La Quaresima: periodi supplementari concessi a chi è tardo a convertirsi, cioè a tutti. Esploriamo la bellezza della Sposa, la bellezza della Chiesa, Sposa di Cristo. Sulla sua veste e sul suo corpo, numerose sono le meraviglie profumate e stupefacenti. Tra di esse, una gemma preziosa è la ricchezza della liturgia ambrosiana, nutrita dal padre Ambrogio ma anche dalla sapienza cristiana anonima di secoli. Nutrita soprattutto dallo Spirito Santo, che pervadendo la Chiesa nella sua identità, la pervade anche in tutta la sua estensione, generando qua e là emersioni di floreale malìa.
Già ai tempi di Ambrogio, la liturgia dalle misteriose remote origini apostoliche ed elleniche, la liturgia dei santi padri Anàtalo, Mìrocle e altri, comprende una quasi gerosolimitana attenzione alla mistagogia battesimale orientata alla sacra esperienza della Pasqua. In Quaresima dunque, come annota Ambrogio stesso, già allora si leggevano la Legge e i Profeti, concentrandosi, a quanto pare, soprattutto sulla vicenda emblematica dei patriarchi e sullo spirito di arcana attesa di un inimmaginabile regno in cui la chiamata di Israele trovasse il suo purificante trionfo tramite la sottomissione delle oscure ambiguità della storia.
Genesi, quindi, soprattutto, e profeti in abbondanza, anche i minori, così carichi di desiderio di rinnovamento e così inclementi nell’accusare il presente di tutta la sua ambiguità. La morale sembra questa: concentriamoci su vicende molto molto umane, in cui, con estrema semplicità, si presenta all’orizzonte l’esperienza del divino, del tremendo, del sacro, che, umanamente, ci chiede di mettere in discussione il tran-tran della nostra vita nomade, patriarcale e pastorizia, per aprirci alle dimensioni della fede, della fratellanza universale, della misericordia.
Un tempo, però, allo stesso tempo, di prova, di sabato santo vissuto in tutta la sua profondità e dilatazione umana, non come una sporadica od occasionale occasione di commozione, ma come una consapevolezza di nullità e di assoluto, di relazione e di affidamento, di disperazione e di promessa incomparabile. Siamo uomini, siamo polvere, non siamo dèi. È solo in questa drammatica constatazione che fa capolino il sorriso del Dio amico degli uomini, per divinizzarli oltre ogni immaginario religioso umanamente concepibile.
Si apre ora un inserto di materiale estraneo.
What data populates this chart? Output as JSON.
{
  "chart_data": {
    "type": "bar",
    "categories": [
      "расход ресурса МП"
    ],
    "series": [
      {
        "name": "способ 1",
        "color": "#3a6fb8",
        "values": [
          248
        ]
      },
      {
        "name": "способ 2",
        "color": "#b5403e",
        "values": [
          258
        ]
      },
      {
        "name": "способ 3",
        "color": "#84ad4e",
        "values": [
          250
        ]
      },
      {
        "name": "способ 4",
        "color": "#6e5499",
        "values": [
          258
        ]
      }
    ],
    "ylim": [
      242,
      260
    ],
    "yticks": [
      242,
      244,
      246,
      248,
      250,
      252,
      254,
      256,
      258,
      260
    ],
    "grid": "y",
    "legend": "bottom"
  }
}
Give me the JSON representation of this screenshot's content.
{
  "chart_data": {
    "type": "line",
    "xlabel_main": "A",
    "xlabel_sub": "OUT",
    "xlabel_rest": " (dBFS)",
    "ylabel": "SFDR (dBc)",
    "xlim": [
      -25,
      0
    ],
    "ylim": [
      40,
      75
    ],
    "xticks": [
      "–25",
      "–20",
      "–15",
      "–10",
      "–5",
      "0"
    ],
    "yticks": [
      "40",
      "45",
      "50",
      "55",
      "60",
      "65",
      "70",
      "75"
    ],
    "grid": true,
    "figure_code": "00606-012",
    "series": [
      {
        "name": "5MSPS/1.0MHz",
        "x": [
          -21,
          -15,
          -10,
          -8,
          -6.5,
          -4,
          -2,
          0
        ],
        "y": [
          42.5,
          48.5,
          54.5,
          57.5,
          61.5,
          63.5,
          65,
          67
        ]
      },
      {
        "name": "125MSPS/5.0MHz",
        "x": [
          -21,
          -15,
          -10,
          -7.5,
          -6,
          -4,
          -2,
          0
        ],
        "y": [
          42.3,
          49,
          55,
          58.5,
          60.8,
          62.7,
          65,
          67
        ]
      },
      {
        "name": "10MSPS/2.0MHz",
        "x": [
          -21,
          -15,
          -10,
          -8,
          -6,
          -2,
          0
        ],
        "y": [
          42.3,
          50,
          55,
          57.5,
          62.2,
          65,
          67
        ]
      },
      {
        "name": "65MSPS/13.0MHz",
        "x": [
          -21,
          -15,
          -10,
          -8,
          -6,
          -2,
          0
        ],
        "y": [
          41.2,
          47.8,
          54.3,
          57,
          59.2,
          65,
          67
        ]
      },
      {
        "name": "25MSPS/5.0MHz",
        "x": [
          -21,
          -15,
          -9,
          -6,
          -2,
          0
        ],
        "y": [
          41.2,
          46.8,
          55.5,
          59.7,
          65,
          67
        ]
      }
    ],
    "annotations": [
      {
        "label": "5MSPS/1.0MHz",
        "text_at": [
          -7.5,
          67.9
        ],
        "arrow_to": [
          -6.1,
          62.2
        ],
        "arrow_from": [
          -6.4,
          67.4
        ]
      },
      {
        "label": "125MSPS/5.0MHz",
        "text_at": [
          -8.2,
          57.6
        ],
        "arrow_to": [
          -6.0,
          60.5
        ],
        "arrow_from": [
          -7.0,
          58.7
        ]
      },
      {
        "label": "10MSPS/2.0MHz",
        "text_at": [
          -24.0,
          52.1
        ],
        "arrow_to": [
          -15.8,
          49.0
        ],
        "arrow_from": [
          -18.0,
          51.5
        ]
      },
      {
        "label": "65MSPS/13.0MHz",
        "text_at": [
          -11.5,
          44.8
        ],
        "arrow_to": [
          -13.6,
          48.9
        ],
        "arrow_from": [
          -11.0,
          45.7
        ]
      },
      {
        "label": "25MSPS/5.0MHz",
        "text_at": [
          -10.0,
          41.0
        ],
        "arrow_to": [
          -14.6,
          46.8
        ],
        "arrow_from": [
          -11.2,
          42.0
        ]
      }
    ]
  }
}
Solo così, solo condividendo il grido di angoscia del Cristo sulla croce, che in realtà non è altro che il nostro grido, a noi così fastidioso ma a Dio così palese, possiamo superare le barriere del tempo e dello spazio per divenire “corpi d’amore”1.
Quaresima, quindi, o giorno dei morti? Dei morti non come altri da noi, non come esteriorizzazione della morte, ma come un “portare sempre e dovunque la morte di Gesù, perché risplenda in noi anche la sua vita immortale”2. Un vivere il “cotidie mori”3, la limitatezza della nostra creaturalità, della nostra frustrata vocazione alla sopra-natura, della nostra miseria. Un vivere e accettare di essere nella tomba con Cristo, per poi scoprire che questa è l’esclusiva occasione per avere accanto a sé “Dio in un corpo”4, l’Assoluto fatto presenza, intimità, silenzio onnipresente e fedele. Una Quaresima come giorno dei morti che non fa paura, ma tenerezza, comunità, socialità. Come uno scaldarsi durante l’inverno cogliendo l’occasione di risentirsi fratelli.
Non tanto, perciò, tempi per i lenti, ma legumi come quelli così concreti di Giacobbe ed Esaù, un piatto di lenticchie per riavvicinarsi e sentire il conforto della solidarietà, la gioia di sentirsi sotto un unico, candido sguardo severo e solenne, benevolo e paternale. I tempi dei profeti, i “mala tempora”5 da loro denunciati, diventano invece serena attesa, mentale considerazione della bellezza del mondo futuro. Come entrare in un negozio e vedersi offrire un rovente piatto di tempia di maiale coi ceci, come era in uso nella vecchia Milano.
1 Espressione ispirata all’opera “Corpo d’amore. Un incontro con Gesù” di A. Merini.
2 Cfr. 2Cor 4,10.
3 Lucio Anneo Seneca, “Epistulae morales ad Lucilium”, I, I, 2; cfr. III, XXIV, 20; cfr. III, LVIII, 23.
4 Cfr. Eb 10,5-7; Col 2,8-9.
5 Dal modo di dire “mala tempora currunt”, usato da chi stigmatizza i mali del presente, come il Cicerone delle Catilinarie.